Is group chat making you sweat? - kareemm
https://m.signalvnoise.com/is-group-chat-making-you-sweat-744659addf7d#.difr0tw28
======
voidz
What amazes me is how serious people take things like chatting and social
media stuff. Twenty years ago, when I was just entering my teenage years, most
people just talked over the phone and met up. Maybe did a little bit of ICQ.

Oh my, how this evolved.

Nowadays our entire lives revolve around the internet and at the same time we
keep being amazed that social really is antisocial. And we get lists and lists
of bullet points telling us how to mold ourselves into people who can cope and
act like others. It's really depressing to me; people don't seem to want to
acknowledge the elephant in the room at all, perhaps because we're all stuck
in the same mess.

On the other hand it's maybe not that amazing at all - I for one did
acknowledge said elephant really early, around the time of MSN Messenger which
was really popular in my country. The de facto messenger. I barely joined in,
and by the time MySpace and Facebook came, I didn't stick around.
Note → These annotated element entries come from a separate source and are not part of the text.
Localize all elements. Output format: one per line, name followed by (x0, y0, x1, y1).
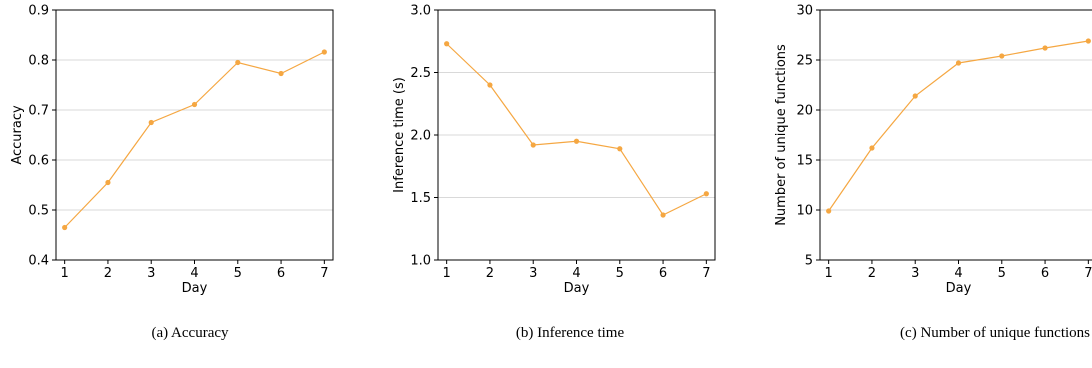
x-tick-label: 6 (1041, 266, 1049, 281)
caption-a: (a) Accuracy (151, 325, 229, 341)
data-point (573, 138, 580, 144)
y-tick-label: 0.6 (28, 154, 49, 169)
x-tick-label: 3 (911, 266, 919, 281)
data-point (999, 53, 1005, 59)
y-tick-label: 1.0 (410, 254, 431, 269)
y-tick-label: 0.4 (28, 254, 49, 269)
data-point (912, 93, 918, 99)
x-tick-label: 3 (147, 266, 155, 281)
x-tick-label: 4 (572, 266, 580, 281)
x-tick-label: 5 (998, 266, 1006, 281)
data-point (1042, 45, 1048, 51)
x-axis-label: Day (182, 281, 208, 296)
y-tick-label: 5 (805, 254, 813, 269)
x-tick-label: 4 (954, 266, 962, 281)
data-point (826, 208, 832, 214)
x-tick-label: 3 (529, 266, 537, 281)
data-point (955, 60, 962, 66)
data-point (703, 191, 709, 197)
data-point (869, 145, 875, 151)
data-point (617, 146, 623, 152)
data-point (148, 119, 154, 126)
data-point (278, 70, 284, 77)
x-tick-label: 7 (1084, 266, 1092, 281)
y-tick-label: 3.0 (410, 4, 431, 19)
y-tick-label: 2.5 (410, 66, 431, 81)
y-tick-label: 30 (796, 4, 813, 19)
x-tick-label: 6 (277, 266, 285, 281)
y-axis-label: Inference time (s) (392, 77, 407, 193)
plot-frame (819, 9, 1092, 261)
x-tick-label: 5 (616, 266, 624, 281)
caption-c: (c) Number of unique functions (900, 325, 1090, 341)
data-point (191, 101, 198, 108)
series-line-unique-functions (828, 40, 1089, 212)
chart-inference-time: 1.0 1.5 2.0 2.5 3.0 1 2 3 4 5 6 7 Day Inference time … (392, 4, 716, 296)
data-point (660, 212, 666, 218)
x-axis-label: Day (564, 281, 590, 296)
data-point (235, 59, 241, 66)
y-tick-label: 20 (796, 104, 813, 119)
plot-frame (55, 9, 334, 261)
chart-accuracy: 0.4 0.5 0.6 0.7 0.8 0.9 1 2 3 4 5 6 7 Day Accuracy (10, 4, 334, 296)
x-tick-label: 5 (234, 266, 242, 281)
x-tick-label: 2 (868, 266, 876, 281)
x-tick-label: 7 (702, 266, 710, 281)
x-tick-label: 2 (486, 266, 494, 281)
data-point (444, 41, 450, 47)
data-point (105, 179, 111, 186)
y-tick-label: 0.9 (28, 4, 49, 19)
x-tick-label: 1 (825, 266, 833, 281)
y-tick-label: 10 (796, 204, 813, 219)
y-tick-label: 1.5 (410, 191, 431, 206)
series-line-inference-time (446, 43, 707, 216)
data-point (1085, 38, 1091, 44)
x-tick-label: 6 (659, 266, 667, 281)
data-point (530, 142, 536, 148)
x-axis-label: Day (946, 281, 972, 296)
data-point (321, 49, 327, 55)
data-point (487, 82, 493, 88)
y-tick-label: 0.8 (28, 54, 49, 69)
plot-frame (437, 9, 716, 261)
y-tick-label: 15 (796, 154, 813, 169)
caption-b: (b) Inference time (515, 325, 625, 341)
x-tick-label: 2 (104, 266, 112, 281)
y-axis-label: Number of unique functions (774, 44, 789, 226)
data-point (62, 224, 68, 231)
series-line-accuracy (64, 51, 325, 228)
y-axis-label: Accuracy (10, 105, 25, 165)
y-tick-label: 0.7 (28, 104, 49, 119)
x-tick-label: 4 (190, 266, 198, 281)
y-tick-label: 0.5 (28, 204, 49, 219)
x-tick-label: 7 (320, 266, 328, 281)
chart-unique-functions: 5 10 15 20 25 30 1 2 3 4 5 6 7 Day Number of unique fu… (774, 4, 1092, 296)
x-tick-label: 1 (61, 266, 69, 281)
y-tick-label: 25 (796, 54, 813, 69)
x-tick-label: 1 (443, 266, 451, 281)
y-tick-label: 2.0 (410, 129, 431, 144)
But over the years I did find it too hard to keep friendships, or better said,
people found it too hard to keep me as a friend. Because I was that guy who
requested special treatment because I wasn't on Facebook.
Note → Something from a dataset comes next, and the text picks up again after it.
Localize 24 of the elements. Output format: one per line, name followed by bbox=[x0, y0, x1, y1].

Skip some years and admittedly take my private character into account a bit,
and nowadays I don't have friends left, practically no one takes an interest
even though I used to try to keep the people I cared about. Tried very hard
actually. It just didn't work like this and to me it felt, it feels, like it's
my own fault because I wanted to stay in the world I grew up in and used to
know. A world where social meant something else. Where social problems were
ours, together. Rather than pointing at one individual and making bullet lists
to explain where they fail, socially.

I guess I feel kind of betrayed by how the world changed from how it used to
be, all because of our inclination to jump on tech bandwagons like how flies
are attracted to those blue buzzlight zappers.
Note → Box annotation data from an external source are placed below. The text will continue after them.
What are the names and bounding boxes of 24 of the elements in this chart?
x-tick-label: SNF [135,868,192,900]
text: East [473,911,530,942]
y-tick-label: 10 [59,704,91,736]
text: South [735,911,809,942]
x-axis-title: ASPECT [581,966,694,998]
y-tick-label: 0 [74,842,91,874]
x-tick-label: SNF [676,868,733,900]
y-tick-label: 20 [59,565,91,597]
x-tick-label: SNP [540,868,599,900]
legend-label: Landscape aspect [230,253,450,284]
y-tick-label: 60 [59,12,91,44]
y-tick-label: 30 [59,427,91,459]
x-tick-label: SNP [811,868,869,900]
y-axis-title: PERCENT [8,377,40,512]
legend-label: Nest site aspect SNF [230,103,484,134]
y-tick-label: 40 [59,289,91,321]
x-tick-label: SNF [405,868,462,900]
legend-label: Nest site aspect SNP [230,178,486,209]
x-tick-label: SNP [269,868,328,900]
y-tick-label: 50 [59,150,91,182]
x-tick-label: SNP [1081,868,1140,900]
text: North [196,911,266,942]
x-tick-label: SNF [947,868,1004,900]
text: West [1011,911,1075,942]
Maybe I'm just getting old. Is being in your early 30s being old?

The unwritten rule today is "move along or suffer the consequences. Your
choice."

Really no choice at all. I just wanted things to stay how they were. Things
used to be stable like that. Sadly not anymore. And this all came about during
my vulnerable years.

Can others relate?

Despite sounding like I am sobbing, I don't miss this aspect of life too much
anymore. Or actually I guess I got used to it and became ambivalent about the
entire thing, and just got used to this depressing side of not wanting to
modernise along with the popular demands.

But I am happy with my wife and kids, and as the unemployed father of the
house there is hardly ever a dull moment.

I jush really wish people weren't sucked into the whole social media thing. I
loved having those hour long phone calls with friends, and that level of
intimacy just doesn't appear to exist anymore.